Roderick has some high peaks, too. The nearby Cabinet Mountains emerged from the last Ice Age as the majestic jagged spires we so admire in our recreational wilderness portfolio. But the Yaak — just on the other side of the Kootenai River — remained compressed beneath more than a mile of blue ice and thus shaped and sculpted into the soft humpbacked mountains still visible today. It’s rare to ever get up above the treeline in the low, rounded Yaak. There aren’t many sightlines or hikers’ vistas, but its value in providing a unique and rewarding wilderness experience is unmatched in the Rocky Mountains.

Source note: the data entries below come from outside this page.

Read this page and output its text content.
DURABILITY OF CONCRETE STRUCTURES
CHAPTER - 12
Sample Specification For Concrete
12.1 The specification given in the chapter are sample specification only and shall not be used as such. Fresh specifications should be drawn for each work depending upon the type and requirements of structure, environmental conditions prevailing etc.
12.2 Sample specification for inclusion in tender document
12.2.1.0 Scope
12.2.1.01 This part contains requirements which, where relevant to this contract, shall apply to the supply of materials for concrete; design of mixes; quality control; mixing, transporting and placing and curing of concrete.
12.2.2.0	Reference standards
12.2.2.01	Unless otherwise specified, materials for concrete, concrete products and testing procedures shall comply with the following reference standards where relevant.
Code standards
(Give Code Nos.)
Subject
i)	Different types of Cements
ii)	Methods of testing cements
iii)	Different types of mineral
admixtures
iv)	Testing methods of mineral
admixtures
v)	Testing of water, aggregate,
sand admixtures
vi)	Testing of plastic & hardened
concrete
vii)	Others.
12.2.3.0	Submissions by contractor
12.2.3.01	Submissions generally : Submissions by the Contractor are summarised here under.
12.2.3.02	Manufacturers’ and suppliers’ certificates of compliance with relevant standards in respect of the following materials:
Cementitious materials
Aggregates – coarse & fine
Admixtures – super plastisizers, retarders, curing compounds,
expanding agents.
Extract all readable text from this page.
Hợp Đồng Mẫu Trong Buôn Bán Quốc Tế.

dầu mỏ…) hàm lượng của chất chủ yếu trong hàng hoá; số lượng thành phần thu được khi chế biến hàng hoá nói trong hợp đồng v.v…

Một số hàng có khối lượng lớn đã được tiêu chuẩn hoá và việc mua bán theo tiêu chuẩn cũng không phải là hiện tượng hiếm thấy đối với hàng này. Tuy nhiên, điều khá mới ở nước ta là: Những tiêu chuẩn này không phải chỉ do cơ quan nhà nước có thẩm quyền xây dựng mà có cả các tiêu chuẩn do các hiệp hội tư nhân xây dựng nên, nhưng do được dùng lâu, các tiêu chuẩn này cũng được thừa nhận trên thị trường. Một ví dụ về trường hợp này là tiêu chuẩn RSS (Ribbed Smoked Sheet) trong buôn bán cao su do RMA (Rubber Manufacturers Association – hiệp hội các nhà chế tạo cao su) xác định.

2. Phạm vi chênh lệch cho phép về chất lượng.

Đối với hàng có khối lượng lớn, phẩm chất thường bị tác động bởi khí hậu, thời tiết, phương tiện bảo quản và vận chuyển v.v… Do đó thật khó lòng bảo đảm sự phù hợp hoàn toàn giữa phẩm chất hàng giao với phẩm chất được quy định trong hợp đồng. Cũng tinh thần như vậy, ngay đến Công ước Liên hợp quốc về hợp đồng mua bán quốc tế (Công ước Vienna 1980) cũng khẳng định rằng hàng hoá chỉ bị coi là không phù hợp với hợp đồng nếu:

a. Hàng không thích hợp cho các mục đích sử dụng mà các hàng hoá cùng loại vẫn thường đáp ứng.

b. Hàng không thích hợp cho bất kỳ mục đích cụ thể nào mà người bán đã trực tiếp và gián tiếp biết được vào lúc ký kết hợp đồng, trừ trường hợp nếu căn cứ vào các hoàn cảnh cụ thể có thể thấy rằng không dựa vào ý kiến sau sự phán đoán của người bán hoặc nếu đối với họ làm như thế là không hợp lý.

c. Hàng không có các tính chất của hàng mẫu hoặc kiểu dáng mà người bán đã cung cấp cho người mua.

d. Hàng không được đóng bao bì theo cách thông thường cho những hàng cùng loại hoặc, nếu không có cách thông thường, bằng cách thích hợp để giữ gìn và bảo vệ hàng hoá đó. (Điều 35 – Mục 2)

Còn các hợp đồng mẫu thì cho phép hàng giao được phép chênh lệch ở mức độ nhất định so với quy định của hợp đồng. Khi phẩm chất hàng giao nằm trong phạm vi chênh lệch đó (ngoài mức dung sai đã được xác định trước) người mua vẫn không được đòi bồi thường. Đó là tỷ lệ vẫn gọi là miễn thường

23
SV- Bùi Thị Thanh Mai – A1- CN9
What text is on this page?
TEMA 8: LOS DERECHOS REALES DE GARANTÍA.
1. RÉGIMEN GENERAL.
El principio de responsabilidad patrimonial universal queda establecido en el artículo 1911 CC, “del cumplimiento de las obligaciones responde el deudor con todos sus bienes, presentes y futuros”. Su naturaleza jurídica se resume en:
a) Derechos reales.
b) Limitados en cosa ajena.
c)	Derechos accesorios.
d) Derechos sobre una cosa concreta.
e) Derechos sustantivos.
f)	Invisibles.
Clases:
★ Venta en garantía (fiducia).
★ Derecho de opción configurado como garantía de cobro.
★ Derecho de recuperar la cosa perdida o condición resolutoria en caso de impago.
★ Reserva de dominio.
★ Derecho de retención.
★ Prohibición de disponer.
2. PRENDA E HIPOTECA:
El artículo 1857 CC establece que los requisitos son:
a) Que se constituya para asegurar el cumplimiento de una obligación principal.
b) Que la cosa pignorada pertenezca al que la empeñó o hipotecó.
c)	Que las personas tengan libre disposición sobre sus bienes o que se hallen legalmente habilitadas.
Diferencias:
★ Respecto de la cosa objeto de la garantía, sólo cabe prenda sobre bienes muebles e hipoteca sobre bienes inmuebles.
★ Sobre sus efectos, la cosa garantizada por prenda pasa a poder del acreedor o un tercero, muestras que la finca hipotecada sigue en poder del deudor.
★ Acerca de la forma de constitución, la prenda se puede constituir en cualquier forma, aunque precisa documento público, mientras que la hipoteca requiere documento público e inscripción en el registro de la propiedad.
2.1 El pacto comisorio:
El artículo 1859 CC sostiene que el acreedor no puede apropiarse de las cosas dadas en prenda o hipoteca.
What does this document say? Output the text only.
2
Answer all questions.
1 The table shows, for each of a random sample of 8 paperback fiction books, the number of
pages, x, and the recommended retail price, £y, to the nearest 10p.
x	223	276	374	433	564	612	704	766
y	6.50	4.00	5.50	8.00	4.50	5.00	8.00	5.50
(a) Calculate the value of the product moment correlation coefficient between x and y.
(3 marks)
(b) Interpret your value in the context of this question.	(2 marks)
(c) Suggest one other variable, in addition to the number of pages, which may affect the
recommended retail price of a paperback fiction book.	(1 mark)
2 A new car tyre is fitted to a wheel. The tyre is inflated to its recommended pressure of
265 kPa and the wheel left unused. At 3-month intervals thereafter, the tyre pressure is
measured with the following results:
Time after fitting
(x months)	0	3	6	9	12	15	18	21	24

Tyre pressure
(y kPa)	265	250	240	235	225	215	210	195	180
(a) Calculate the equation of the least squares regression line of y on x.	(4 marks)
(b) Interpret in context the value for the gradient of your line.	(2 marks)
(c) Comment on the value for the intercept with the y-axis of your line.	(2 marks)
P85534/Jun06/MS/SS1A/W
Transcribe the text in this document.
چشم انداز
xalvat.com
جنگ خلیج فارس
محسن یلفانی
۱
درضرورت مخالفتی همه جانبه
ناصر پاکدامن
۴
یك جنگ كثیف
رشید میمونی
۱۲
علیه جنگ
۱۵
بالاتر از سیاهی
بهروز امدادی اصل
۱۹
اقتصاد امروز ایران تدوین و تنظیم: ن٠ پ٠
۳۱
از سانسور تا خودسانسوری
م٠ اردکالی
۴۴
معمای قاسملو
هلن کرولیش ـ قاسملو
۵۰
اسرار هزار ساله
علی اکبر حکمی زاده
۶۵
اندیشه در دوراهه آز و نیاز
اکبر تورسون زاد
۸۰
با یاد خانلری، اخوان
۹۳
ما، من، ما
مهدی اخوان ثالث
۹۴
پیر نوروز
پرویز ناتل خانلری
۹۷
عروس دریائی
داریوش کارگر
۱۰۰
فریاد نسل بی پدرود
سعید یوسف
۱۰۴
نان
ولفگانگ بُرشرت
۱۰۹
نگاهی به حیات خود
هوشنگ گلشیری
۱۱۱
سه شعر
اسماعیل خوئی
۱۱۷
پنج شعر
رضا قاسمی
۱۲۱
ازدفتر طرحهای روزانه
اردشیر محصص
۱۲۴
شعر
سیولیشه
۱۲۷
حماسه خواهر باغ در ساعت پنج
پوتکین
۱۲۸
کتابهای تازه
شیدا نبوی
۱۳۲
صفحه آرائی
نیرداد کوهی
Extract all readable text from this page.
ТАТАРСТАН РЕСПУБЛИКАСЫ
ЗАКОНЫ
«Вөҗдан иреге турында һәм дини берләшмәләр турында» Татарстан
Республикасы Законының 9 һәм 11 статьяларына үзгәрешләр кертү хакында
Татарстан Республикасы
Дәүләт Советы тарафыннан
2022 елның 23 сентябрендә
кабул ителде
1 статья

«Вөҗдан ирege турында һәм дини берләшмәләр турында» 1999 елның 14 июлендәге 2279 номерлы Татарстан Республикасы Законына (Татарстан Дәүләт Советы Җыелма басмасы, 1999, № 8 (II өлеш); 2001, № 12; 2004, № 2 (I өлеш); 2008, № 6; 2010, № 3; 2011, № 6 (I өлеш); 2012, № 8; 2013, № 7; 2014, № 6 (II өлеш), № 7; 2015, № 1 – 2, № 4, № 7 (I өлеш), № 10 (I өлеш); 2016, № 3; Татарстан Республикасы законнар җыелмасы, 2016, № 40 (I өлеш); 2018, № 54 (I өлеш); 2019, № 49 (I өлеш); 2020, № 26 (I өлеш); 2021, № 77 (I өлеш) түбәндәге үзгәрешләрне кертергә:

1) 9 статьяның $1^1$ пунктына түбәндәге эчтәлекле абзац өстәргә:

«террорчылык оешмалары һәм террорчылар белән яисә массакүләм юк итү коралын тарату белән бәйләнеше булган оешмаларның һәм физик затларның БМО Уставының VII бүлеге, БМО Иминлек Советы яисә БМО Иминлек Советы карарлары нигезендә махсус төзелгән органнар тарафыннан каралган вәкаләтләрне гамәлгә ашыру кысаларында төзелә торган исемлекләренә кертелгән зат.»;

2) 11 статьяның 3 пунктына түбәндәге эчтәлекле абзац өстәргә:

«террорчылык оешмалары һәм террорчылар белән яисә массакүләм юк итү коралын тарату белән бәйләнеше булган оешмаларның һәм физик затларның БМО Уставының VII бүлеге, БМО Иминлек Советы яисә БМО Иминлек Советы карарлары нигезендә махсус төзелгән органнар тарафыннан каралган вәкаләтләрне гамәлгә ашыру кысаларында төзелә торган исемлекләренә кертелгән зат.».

Designating Roderick as wilderness would tie together a great international trans-boundary ecosystem. The Roderick wilderness would be a raven’s short flight away from Canada’s great chain of wildness, and represent the southern terminus of the Purcell Mountains, Canada’s largest mountain range. It’s the only place where the Purcells enter the United States.
Finally, not a single species has gone extinct in the Yaak since the ice last went away, nearly 10,000 years ago. Roderick is a refuge not just for the last few grizzlies in the valley, but long toed salamanders, spotted frogs, lynx, great gray owls, west-slope cutthroat trout, and bull trout in the waters of Pipe Creek.
For 45 years, Roderick — like the other roadless lands in the Yaak — has waited for protection. Senator Tester’s Forest Jobs and Recreation Act would finally deliver the recognition and protection that the complex diversity of this beautiful and invaluable landscape has so long deserved.